For a New Manager: Don’t walk in and announce a complete departmental overhaul. Your first week, find that one person who seems open. Ask them, “What’s one thing that would make your job easier?” Then, you go and you *fix that one thing*. You’ve just earned a ally and demonstrated tangible value.
For an Entrepreneur Pitching a Client: You don’t lead with the million-dollar, year-long contract. You say, “Let’s do a two-week pilot project on this one specific pain point.” You deliver a small, undeniable win. That success becomes the foundation for the bigger conversation. It de-risks the decision for them.

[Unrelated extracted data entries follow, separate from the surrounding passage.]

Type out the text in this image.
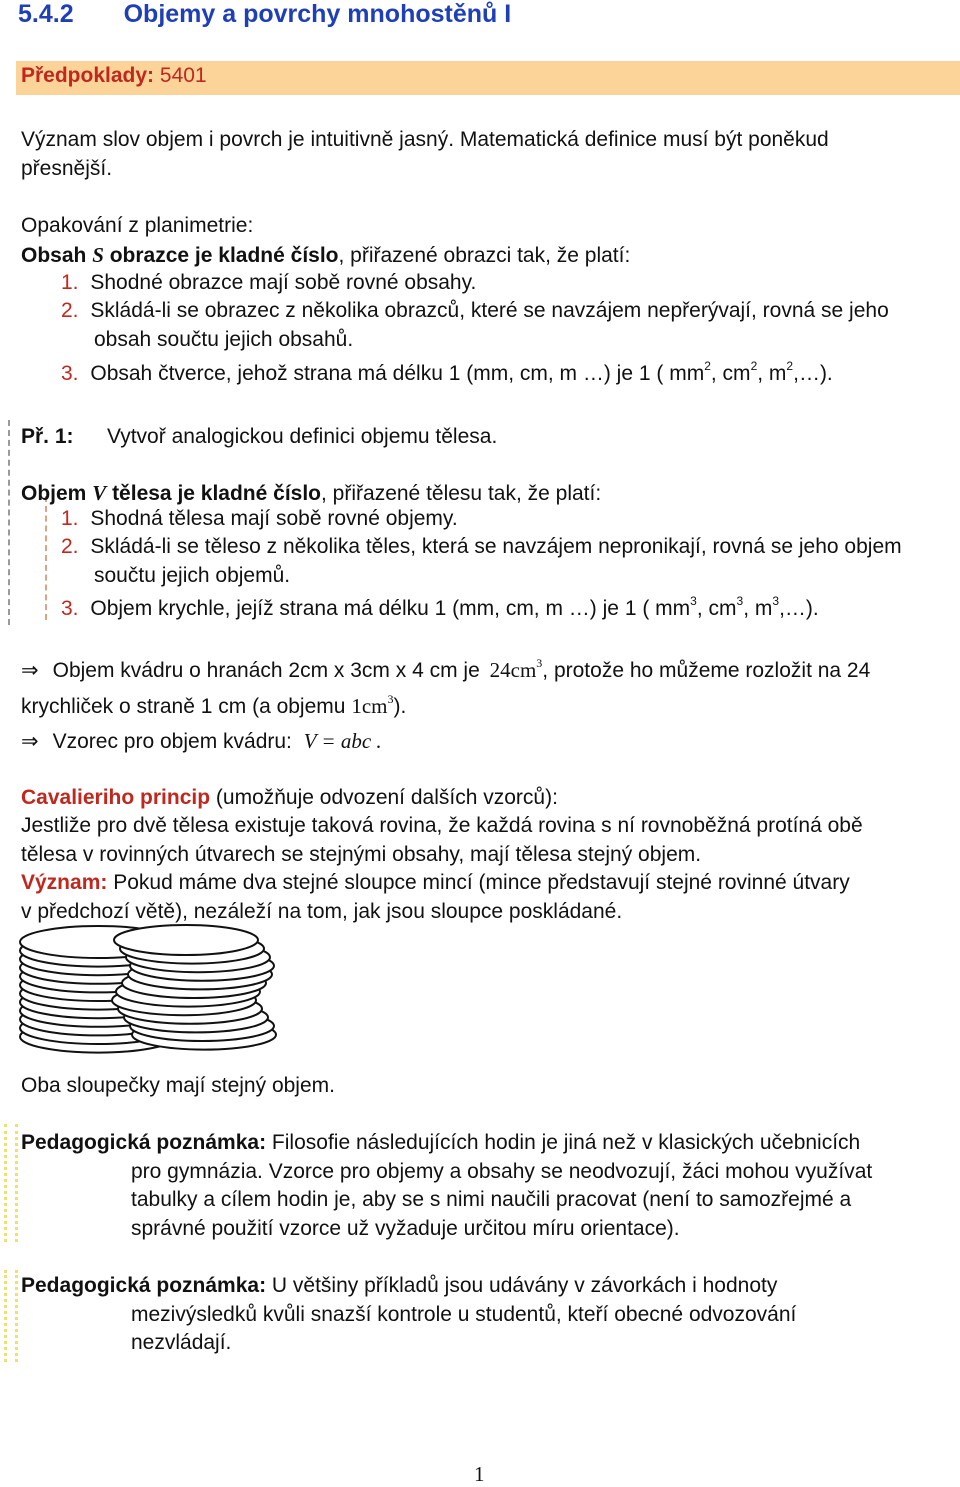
5.4.2 Objemy a povrchy mnohostěnů I
Předpoklady: 5401
Význam slov objem i povrch je intuitivně jasný. Matematická definice musí být poněkud
přesnější.
Opakování z planimetrie:
Obsah S obrazce je kladné číslo, přiřazené obrazci tak, že platí:
1. Shodné obrazce mají sobě rovné obsahy.
2. Skládá-li se obrazec z několika obrazců, které se navzájem nepřerývají, rovná se jeho
obsah součtu jejich obsahů.
3. Obsah čtverce, jehož strana má délku 1 (mm, cm, m …) je 1 ( $mm^2$, $cm^2$, $m^2,\dots$).
Př. 1: Vytvoř analogickou definici objemu tělesa.
Objem V tělesa je kladné číslo, přiřazené tělesu tak, že platí:
1. Shodná tělesa mají sobě rovné objemy.
2. Skládá-li se těleso z několika těles, která se navzájem nepronikají, rovná se jeho objem
součtu jejich objemů.
3. Objem krychle, jejíž strana má délku 1 (mm, cm, m …) je 1 ( $mm^3$, $cm^3$, $m^3,\dots$).
⇒ Objem kvádru o hranách 2cm x 3cm x 4 cm je $24cm^3$, protože ho můžeme rozložit na 24
krychliček o straně 1 cm (a objemu $1cm^3$).
⇒ Vzorec pro objem kvádru: V = abc .
Cavalieriho princip (umožňuje odvození dalších vzorců):
Jestliže pro dvě tělesa existuje taková rovina, že každá rovina s ní rovnoběžná protíná obě
tělesa v rovinných útvarech se stejnými obsahy, mají tělesa stejný objem.
Význam: Pokud máme dva stejné sloupce mincí (mince představují stejné rovinné útvary
v předchozí větě), nezáleží na tom, jak jsou sloupce poskládané.
Oba sloupečky mají stejný objem.
Pedagogická poznámka: Filosofie následujících hodin je jiná než v klasických učebnicích
pro gymnázia. Vzorce pro objemy a obsahy se neodvozují, žáci mohou využívat
tabulky a cílem hodin je, aby se s nimi naučili pracovat (není to samozřejmé a
správné použití vzorce už vyžaduje určitou míru orientace).
Pedagogická poznámka: U většiny příkladů jsou udávány v závorkách i hodnoty
mezivýsledků kvůli snazší kontrole u studentů, kteří obecné odvozování
nezvládají.
1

For Anyone in a Cross-Functional Team: Identify the person from another department you have the best rapport with. Collaborate with them on a tiny, shared goal. That small win builds a bridge of trust between your teams, making the next, larger collaboration infinitely easier.
To whom it appeals?
| Audience | Community (10), founders (11), managers (140), team builders (2) |
|---|---|
This quote can be used in following contexts: first 90 days plans,project rescues,community pilots,sales territory launches,club leadership transitions
FAQ
Question: What if I’m brand new and feel like there *is* no existing trust?
Answer: There’s always something. It might not be deep, personal trust, but there’s a baseline of professional courtesy. Or, your new title comes with a sliver of institutional trust. Start there. Your very first small win can be as simple as listening intently in your first meeting and following up on one comment, it shows you’re engaged and reliable.
Question: How small is a small win?
Answer: Smaller than you think. It’s anything that is low-effort to achieve but has a high perceived value for the other person. Fixing a broken printer, streamlining a redundant approval step, sharing a useful piece of information. It’s about the symbolic victory more than the scale.
Question: Isn’t this manipulative?
Answer: Only if your intent is selfish. If your genuine goal is to build a strong, collaborative environment and achieve shared success, then this is simply being strategic and respectful of other people’s natural caution. It’s earning trust, not tricking people into giving it.